= Adam Hochberg =

American journalist

Adam Hochberg is a radio correspondent for National Public Radio based in Chapel Hill, North Carolina. Hochberg reports on a broad range of issues in the Southeast. Since he joined NPR in 1995, Hochberg has traveled the region extensively, reporting on its changing economy, demographics, culture, and politics. He covered the 1996 Atlanta Olympics, followed candidates in three Presidential elections, and reported on more than a dozen hurricanes. He's also appeared as a guest on the popular NPR program Wait Wait… Don't Tell Me!.

Before joining NPR, Hochberg worked as a freelance journalist in North Carolina. He was a regular contributor to NPR, CBS Radio, North Carolina Public Radio, and North Carolina's statewide public television network. Prior to that, he served as assistant news director at WPTF Radio in Raleigh and as a reporter at WCHL (AM) Radio in Chapel Hill.

Five times, Hochberg has been named "North Carolina Radio Journalist of the Year" by the Radio-Television News Directors Association. His numerous other journalism awards include two Ohio State Awards, an RTNDA Edward R. Murrow Award Regional Award, and a Corporation for Public Broadcasting Public Radio Program Award.

Hochberg is active in journalism education. He's taught in the Duke University Continuing Education program and served on the board of directors for the University of North Carolina Journalism Alumni and Friends Association. He also has taught communication classes at Peace College in Raleigh.

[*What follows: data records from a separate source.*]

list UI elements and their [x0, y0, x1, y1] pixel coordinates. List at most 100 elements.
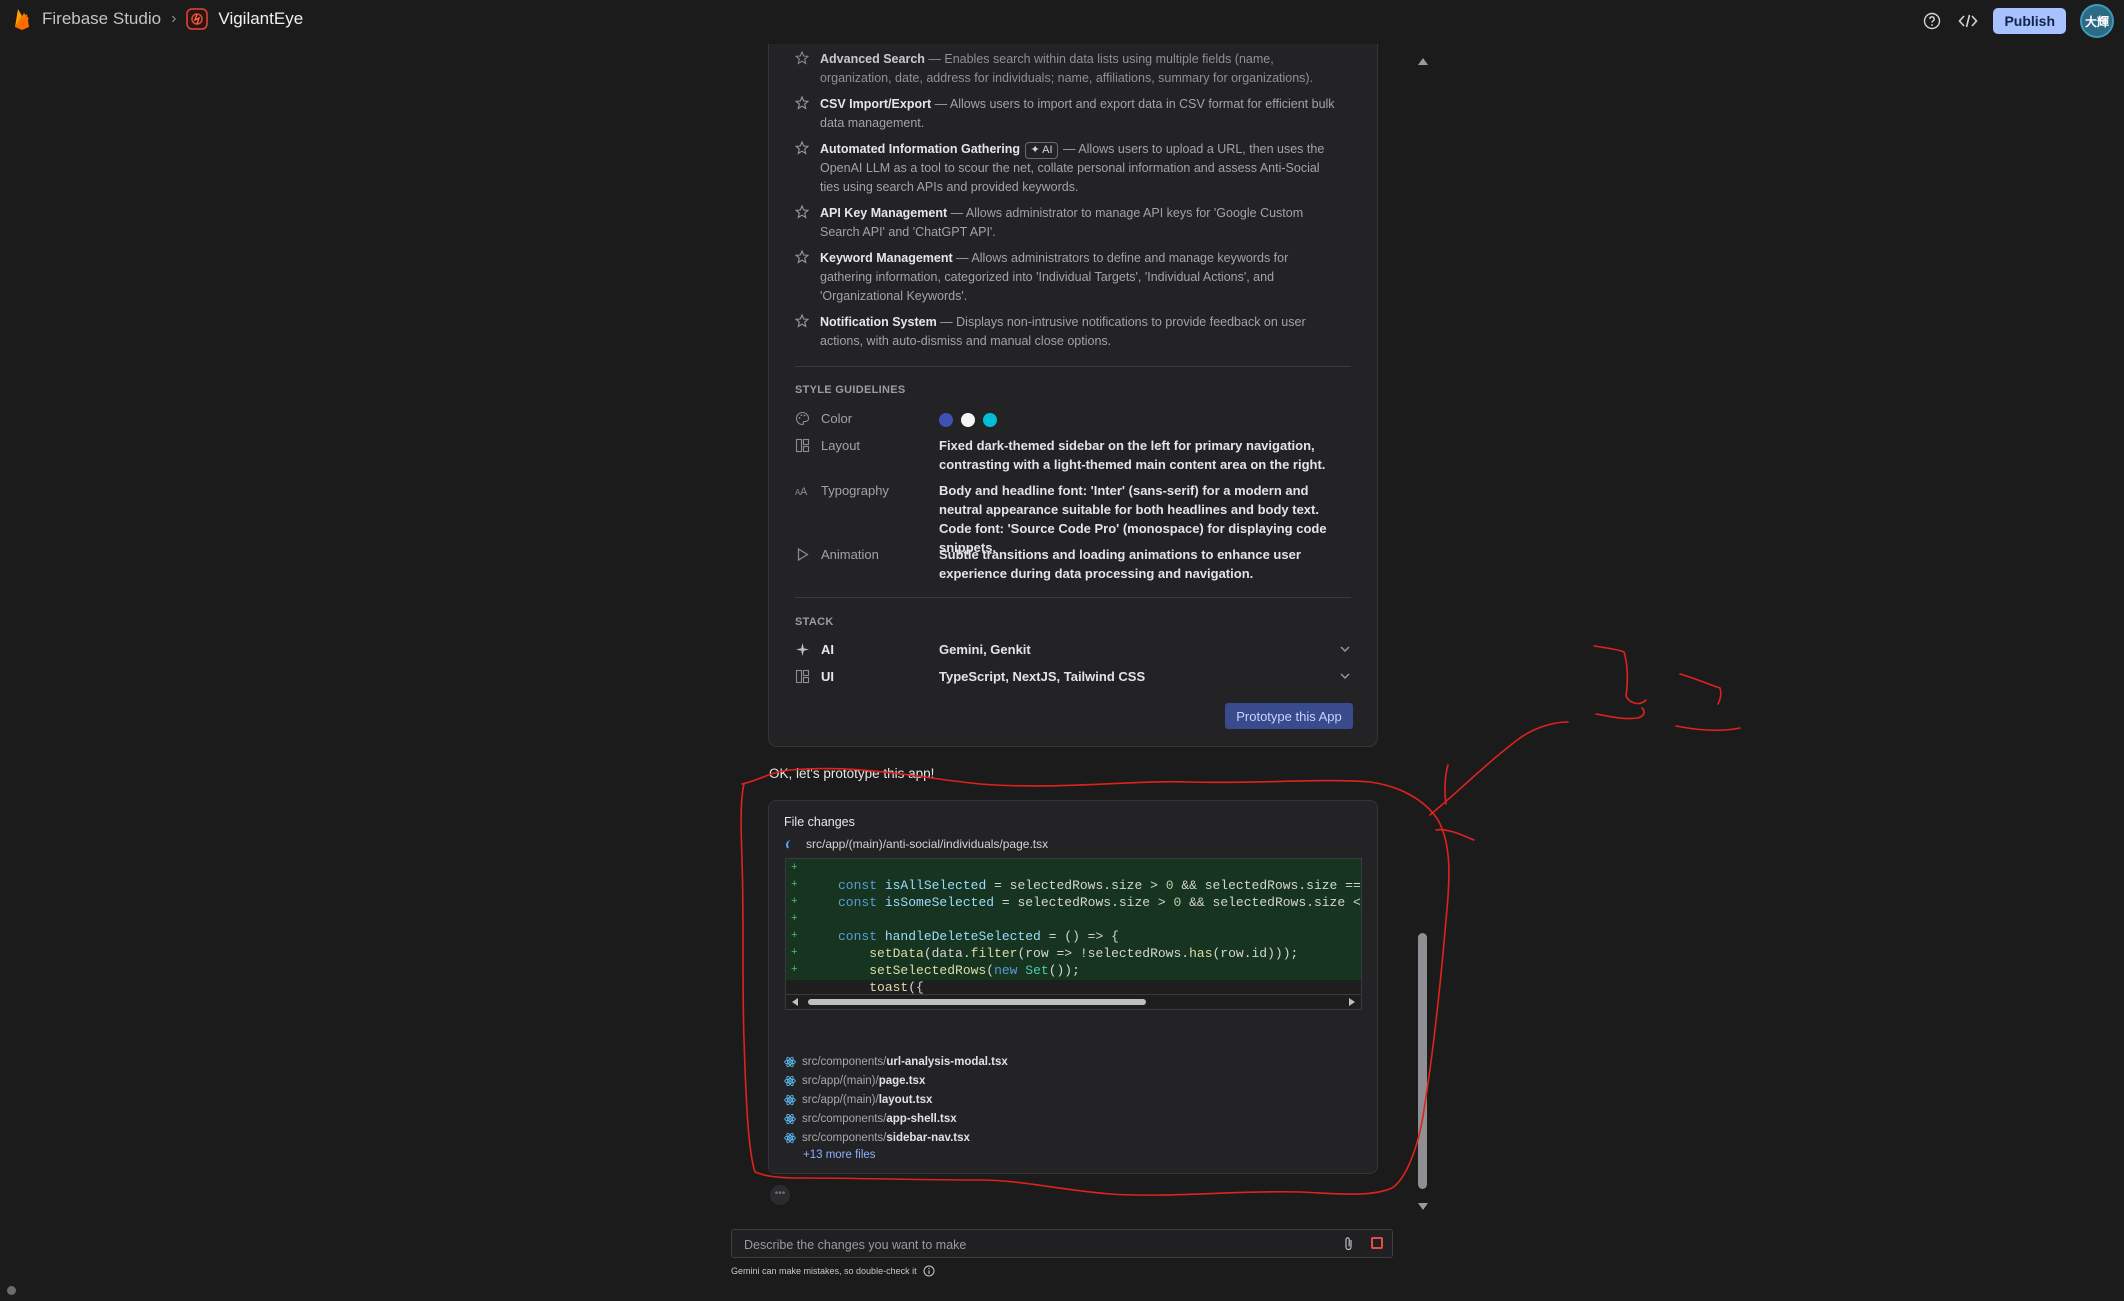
disclaimer-text: Gemini can make mistakes, so double-chec…: [731, 1266, 917, 1276]
chat-scrollbar[interactable]: [1416, 58, 1430, 1210]
scroll-down-icon[interactable]: [1418, 1203, 1428, 1210]
animation-value: Subtle transitions and loading animation…: [939, 547, 1301, 581]
help-icon[interactable]: [1921, 10, 1943, 32]
react-file-icon: [784, 1075, 796, 1086]
attach-icon[interactable]: [1342, 1236, 1356, 1252]
react-file-icon: [784, 1094, 796, 1105]
scrollbar-thumb[interactable]: [1418, 933, 1427, 1189]
top-bar: Firebase Studio › VigilantEye Publish 大輝: [0, 0, 2124, 38]
stack-title: STACK: [795, 616, 834, 628]
breadcrumb-separator: ›: [171, 9, 177, 27]
file-name: page.tsx: [878, 1074, 926, 1087]
color-swatches: [939, 409, 1344, 428]
stack-ai-value: Gemini, Genkit: [939, 642, 1031, 657]
feature-item: Automated Information Gathering ✦ AI — A…: [795, 140, 1335, 197]
prototype-app-button[interactable]: Prototype this App: [1225, 703, 1353, 729]
changed-files-list: src/components/url-analysis-modal.tsx sr…: [784, 1052, 1008, 1161]
layout-value: Fixed dark-themed sidebar on the left fo…: [939, 438, 1326, 472]
file-changes-title: File changes: [784, 815, 855, 829]
changed-file-item[interactable]: src/app/(main)/page.tsx: [784, 1071, 1008, 1090]
changed-file-item[interactable]: src/components/url-analysis-modal.tsx: [784, 1052, 1008, 1071]
divider: [795, 597, 1351, 598]
file-name: layout.tsx: [878, 1093, 933, 1106]
more-options-icon[interactable]: •••: [770, 1185, 790, 1205]
palette-icon: [795, 411, 810, 426]
info-icon[interactable]: [923, 1265, 935, 1277]
assistant-message: OK, let's prototype this app!: [769, 766, 935, 781]
file-dir: src/app/(main)/: [802, 1093, 879, 1106]
feature-item: Notification System — Displays non-intru…: [795, 313, 1335, 351]
feature-item: API Key Management — Allows administrato…: [795, 204, 1335, 242]
feature-item: Keyword Management — Allows administrato…: [795, 249, 1335, 306]
breadcrumb-root[interactable]: Firebase Studio: [42, 9, 161, 29]
feature-name: API Key Management: [820, 206, 948, 220]
chevron-down-icon[interactable]: [1339, 643, 1351, 655]
code-icon[interactable]: [1957, 10, 1979, 32]
code-diff-view[interactable]: + + const isAllSelected = selectedRows.si…: [785, 858, 1362, 995]
layout-icon: [795, 669, 810, 684]
typography-label: Typography: [821, 483, 889, 498]
loading-spinner-icon: [786, 839, 796, 850]
status-dot: [7, 1286, 16, 1295]
play-icon: [797, 547, 809, 562]
color-swatch-2: [961, 412, 975, 427]
scroll-up-icon[interactable]: [1418, 58, 1428, 65]
color-swatch-1: [939, 412, 953, 427]
layout-label: Layout: [821, 438, 861, 453]
svg-text:A: A: [800, 486, 808, 498]
changed-file-item[interactable]: src/components/app-shell.tsx: [784, 1109, 1008, 1128]
current-file-path-text: src/app/(main)/anti-social/individuals/p…: [806, 837, 1049, 851]
firebase-logo-icon[interactable]: [12, 7, 32, 31]
scroll-right-icon[interactable]: [1349, 998, 1355, 1006]
feature-item: Advanced Search — Enables search within …: [795, 50, 1335, 88]
disclaimer: Gemini can make mistakes, so double-chec…: [731, 1265, 935, 1277]
file-name: app-shell.tsx: [886, 1112, 957, 1125]
stop-generation-icon[interactable]: [1371, 1237, 1383, 1249]
file-name: sidebar-nav.tsx: [886, 1131, 970, 1144]
file-name: url-analysis-modal.tsx: [886, 1055, 1008, 1068]
stack-ai-label: AI: [821, 642, 834, 657]
layout-icon: [795, 438, 810, 453]
ai-badge: ✦ AI: [1025, 142, 1058, 159]
chevron-down-icon[interactable]: [1339, 670, 1351, 682]
file-dir: src/components/: [802, 1131, 887, 1144]
publish-button[interactable]: Publish: [1993, 8, 2066, 34]
file-dir: src/app/(main)/: [802, 1074, 879, 1087]
stack-ui-value: TypeScript, NextJS, Tailwind CSS: [939, 669, 1146, 684]
typography-icon: AA: [795, 486, 808, 498]
scrollbar-thumb[interactable]: [808, 999, 1146, 1005]
divider: [795, 366, 1351, 367]
more-files-link[interactable]: +13 more files: [803, 1149, 1008, 1161]
file-dir: src/components/: [802, 1055, 887, 1068]
changed-file-item[interactable]: src/app/(main)/layout.tsx: [784, 1090, 1008, 1109]
file-changes-panel: File changes src/app/(main)/anti-social/…: [768, 800, 1378, 1174]
react-file-icon: [784, 1113, 796, 1124]
style-guidelines-title: STYLE GUIDELINES: [795, 384, 906, 396]
react-file-icon: [784, 1056, 796, 1067]
animation-label: Animation: [821, 547, 879, 562]
horizontal-scrollbar[interactable]: [785, 995, 1362, 1010]
star-icon: [795, 141, 809, 155]
feature-name: CSV Import/Export: [820, 97, 932, 111]
star-icon: [795, 51, 809, 65]
scroll-left-icon[interactable]: [792, 998, 798, 1006]
color-swatch-3: [983, 412, 997, 427]
react-file-icon: [784, 1132, 796, 1143]
project-name[interactable]: VigilantEye: [218, 9, 303, 29]
feature-item: CSV Import/Export — Allows users to impo…: [795, 95, 1335, 133]
avatar[interactable]: 大輝: [2080, 4, 2114, 38]
sparkle-icon: [796, 643, 809, 656]
feature-name: Keyword Management: [820, 251, 953, 265]
color-label: Color: [821, 411, 853, 426]
project-logo-icon: [186, 7, 209, 30]
prompt-input-container: [731, 1229, 1393, 1258]
feature-name: Advanced Search: [820, 52, 925, 66]
star-icon: [795, 96, 809, 110]
current-file-path[interactable]: src/app/(main)/anti-social/individuals/p…: [786, 837, 1048, 851]
star-icon: [795, 314, 809, 328]
changed-file-item[interactable]: src/components/sidebar-nav.tsx: [784, 1128, 1008, 1147]
feature-name: Notification System: [820, 315, 937, 329]
file-dir: src/components/: [802, 1112, 887, 1125]
prompt-input[interactable]: [742, 1235, 1306, 1255]
feature-name: Automated Information Gathering: [820, 142, 1020, 156]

A native of Chicago, Hochberg received his master's degree in 1986 from the University of North Carolina at Chapel Hill. He graduated from the Ohio University Honors Tutorial College in 1985. He and his wife Heidi, along with their daughter Elise, live in Chapel Hill.

Adam Hochberg is the younger brother of PBS NewsHour correspondent Lee Hochberg and Scott Hochberg, a member of the Texas House of Representatives representing District 137 in southwest Houston.